On-chip dual-microcomb based fiber-optic acoustic mapper

Abstract Sense of hearing is a fairly basic but extraordinary feature in nature. It involves a complicated interplay of multi-dimensional signal detection, transmission, and analysis to fully accomplish acoustic detection, orientation, localization and recognition. Conventional design of a listening system typically necessitates numerous hardware components and intricate software interactions. Here, by assembling stabilized dual-microcombs, passive optical elements, optoelectronic photodetectors, electronic processors all-on-chip along with a fiber optic microphone array, we present an integrated optic-acoustic sensing and localization system that demonstrates coherent parallelism and compact integration. Our study establishes a paradigm in which an integrated soliton microcomb can simultaneously drive and demodulate networking sensors, thus overcoming the technological gaps between silicon-based photonics and fiber optic sensing technology. Utilizing two microcomb chips as the core, we boast sensitive optical acoustic detection, precise acoustic localization, and swift acoustic tracing capabilities together.
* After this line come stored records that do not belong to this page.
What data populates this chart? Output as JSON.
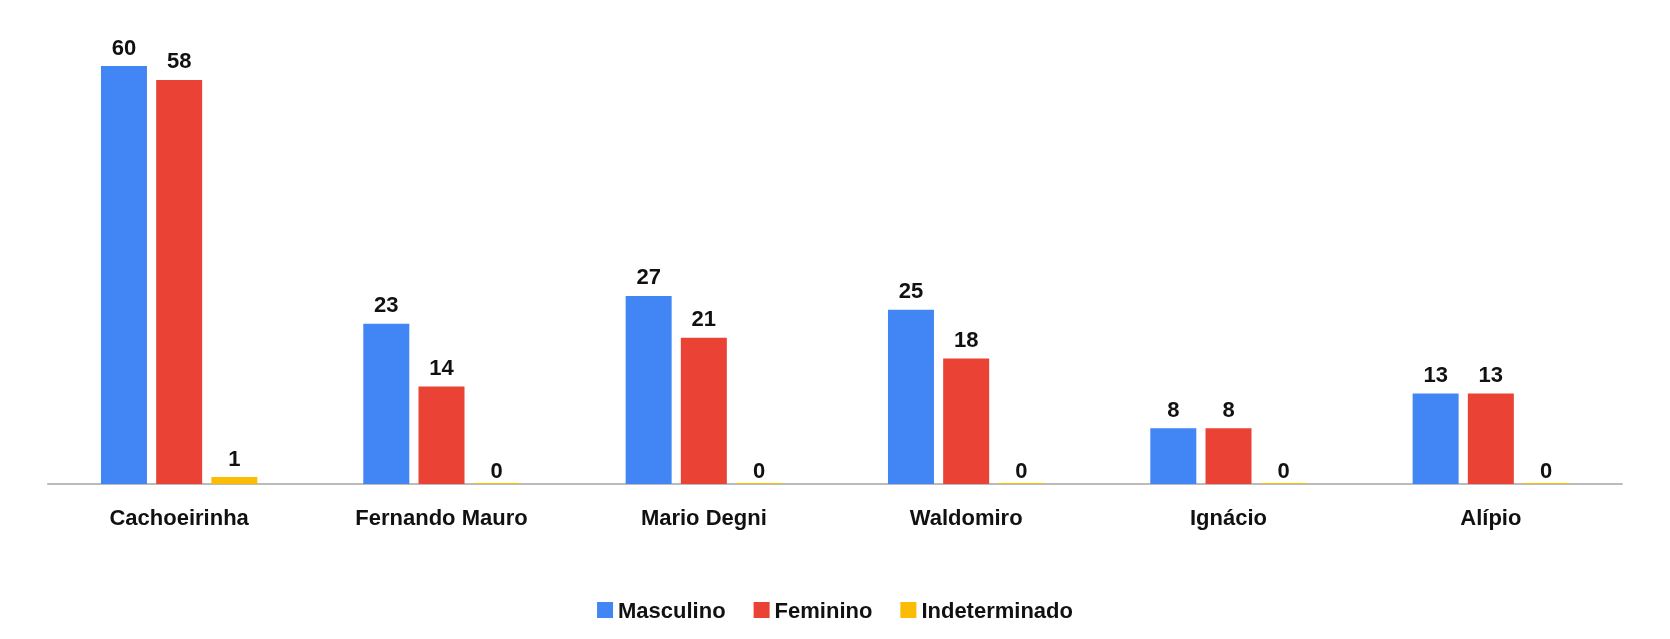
{
  "chart_data": {
    "type": "bar",
    "categories": [
      "Cachoeirinha",
      "Fernando Mauro",
      "Mario Degni",
      "Waldomiro",
      "Ignácio",
      "Alípio"
    ],
    "series": [
      {
        "name": "Masculino",
        "color": "#4285f4",
        "values": [
          60,
          23,
          27,
          25,
          8,
          13
        ]
      },
      {
        "name": "Feminino",
        "color": "#ea4335",
        "values": [
          58,
          14,
          21,
          18,
          8,
          13
        ]
      },
      {
        "name": "Indeterminado",
        "color": "#fbbc04",
        "values": [
          1,
          0,
          0,
          0,
          0,
          0
        ]
      }
    ],
    "data_labels": true,
    "legend": "bottom"
  }
}
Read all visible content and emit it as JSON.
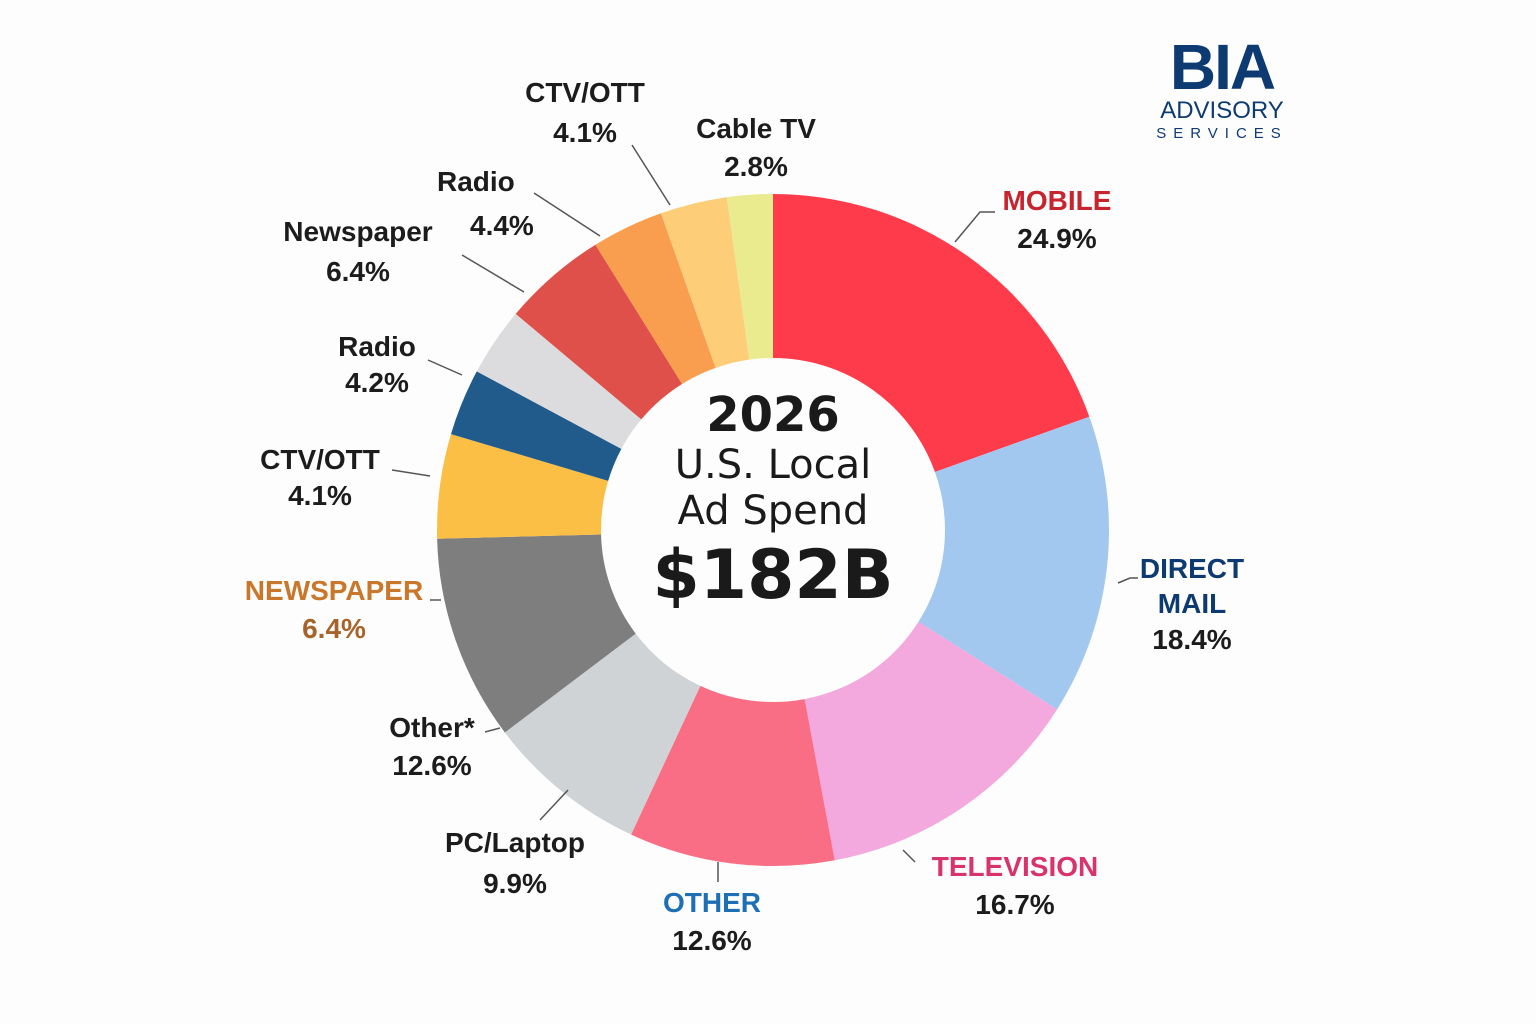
{
  "chart_data": {
    "type": "pie",
    "subtype": "donut",
    "title": "2026 U.S. Local Ad Spend",
    "center": {
      "year": "2026",
      "line1": "U.S. Local",
      "line2": "Ad Spend",
      "total": "$182B"
    },
    "slices": [
      {
        "label": "MOBILE",
        "value": 24.9,
        "display": "24.9%",
        "color": "#fe3b4b",
        "label_color": "#c8242e"
      },
      {
        "label": "DIRECT MAIL",
        "label_lines": [
          "DIRECT",
          "MAIL"
        ],
        "value": 18.4,
        "display": "18.4%",
        "color": "#a3c8ef",
        "label_color": "#0e3a72"
      },
      {
        "label": "TELEVISION",
        "value": 16.7,
        "display": "16.7%",
        "color": "#f3a8de",
        "label_color": "#d9336b"
      },
      {
        "label": "OTHER",
        "value": 12.6,
        "display": "12.6%",
        "color": "#f96e84",
        "label_color": "#1f6fb5"
      },
      {
        "label": "PC/Laptop",
        "value": 9.9,
        "display": "9.9%",
        "color": "#d0d3d6",
        "label_color": "#1c1c1c"
      },
      {
        "label": "Other*",
        "value": 12.6,
        "display": "12.6%",
        "color": "#7e7e7e",
        "label_color": "#1c1c1c"
      },
      {
        "label": "NEWSPAPER",
        "value": 6.4,
        "display": "6.4%",
        "color": "#fcbf45",
        "label_color": "#c9772a"
      },
      {
        "label": "CTV/OTT",
        "value": 4.1,
        "display": "4.1%",
        "color": "#205b8c",
        "label_color": "#1c1c1c"
      },
      {
        "label": "Radio",
        "value": 4.2,
        "display": "4.2%",
        "color": "#dcdcdf",
        "label_color": "#1c1c1c"
      },
      {
        "label": "Newspaper",
        "value": 6.4,
        "display": "6.4%",
        "color": "#e0504a",
        "label_color": "#1c1c1c"
      },
      {
        "label": "Radio",
        "value": 4.4,
        "display": "4.4%",
        "color": "#f99e4e",
        "label_color": "#1c1c1c"
      },
      {
        "label": "CTV/OTT",
        "value": 4.1,
        "display": "4.1%",
        "color": "#fdcd78",
        "label_color": "#1c1c1c"
      },
      {
        "label": "Cable TV",
        "value": 2.8,
        "display": "2.8%",
        "color": "#eaeb8e",
        "label_color": "#1c1c1c"
      }
    ]
  },
  "logo": {
    "name": "BIA",
    "line2": "ADVISORY",
    "line3": "SERVICES"
  }
}
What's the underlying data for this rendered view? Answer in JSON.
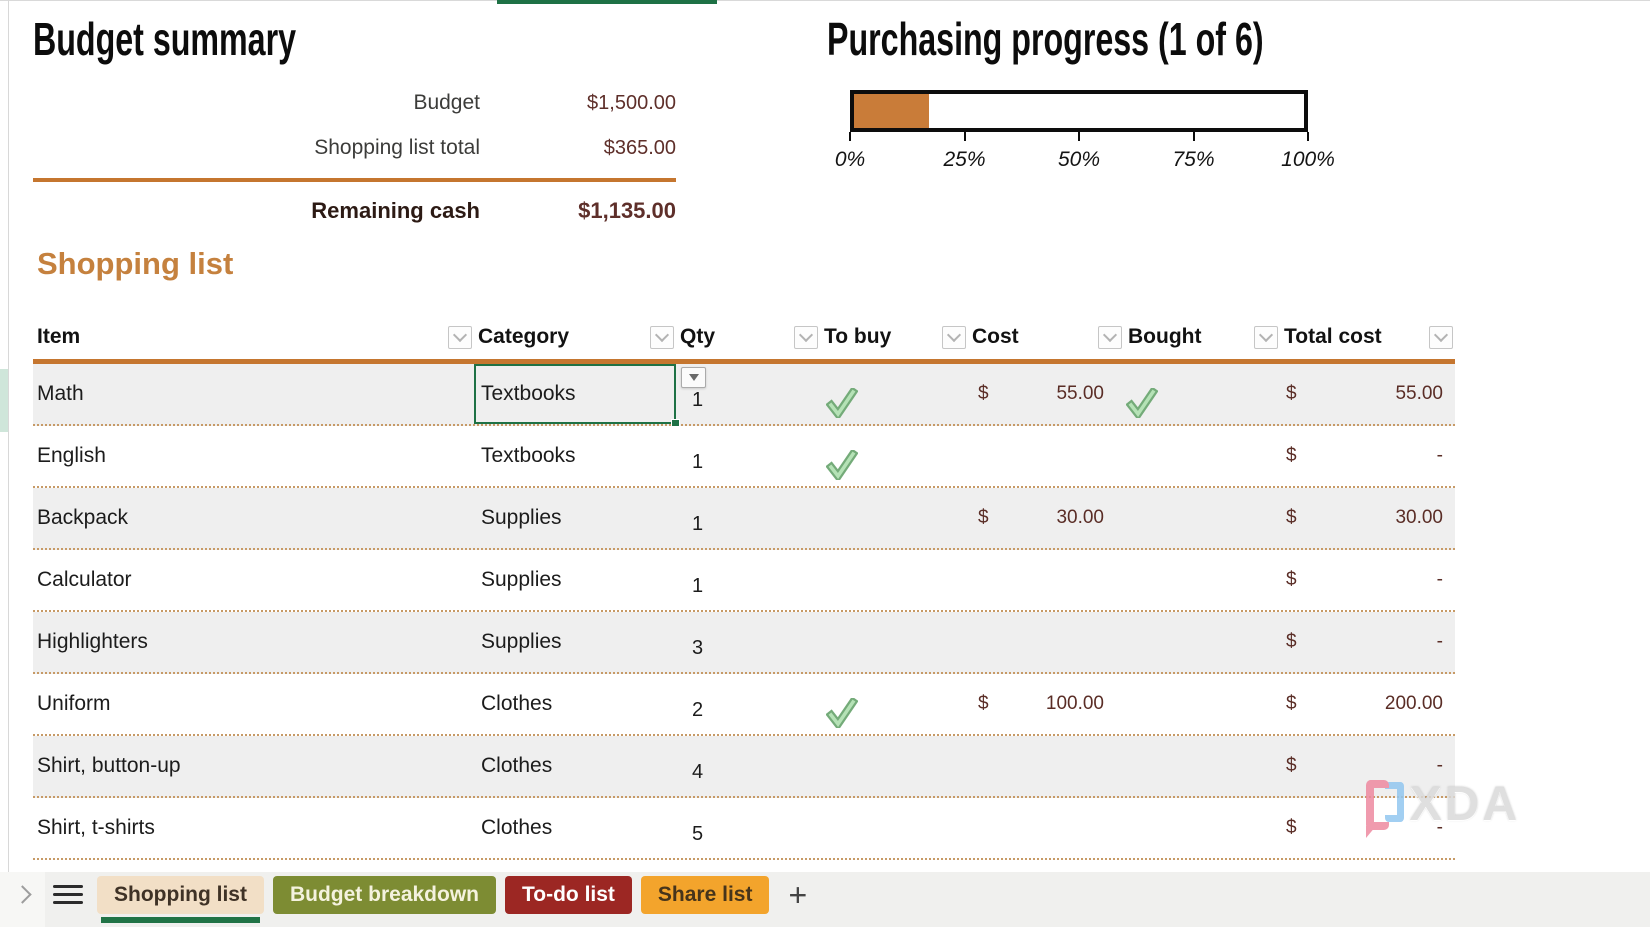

Leveraging the unique advantages of soliton microcombs especially low noise and multi-channel outputs, we achieve a minimum detectable acoustic pressure of 0.79 μPa/Hz^(1/2) and a localization error of less than 1 cm. We further demonstrate its efficacy by detecting, tracking and identifying different targets such as a small drone in a field setting. Such a fusion of dual-comb technology and sensor-networking scheme could be a significant step towards the design of future listening systems.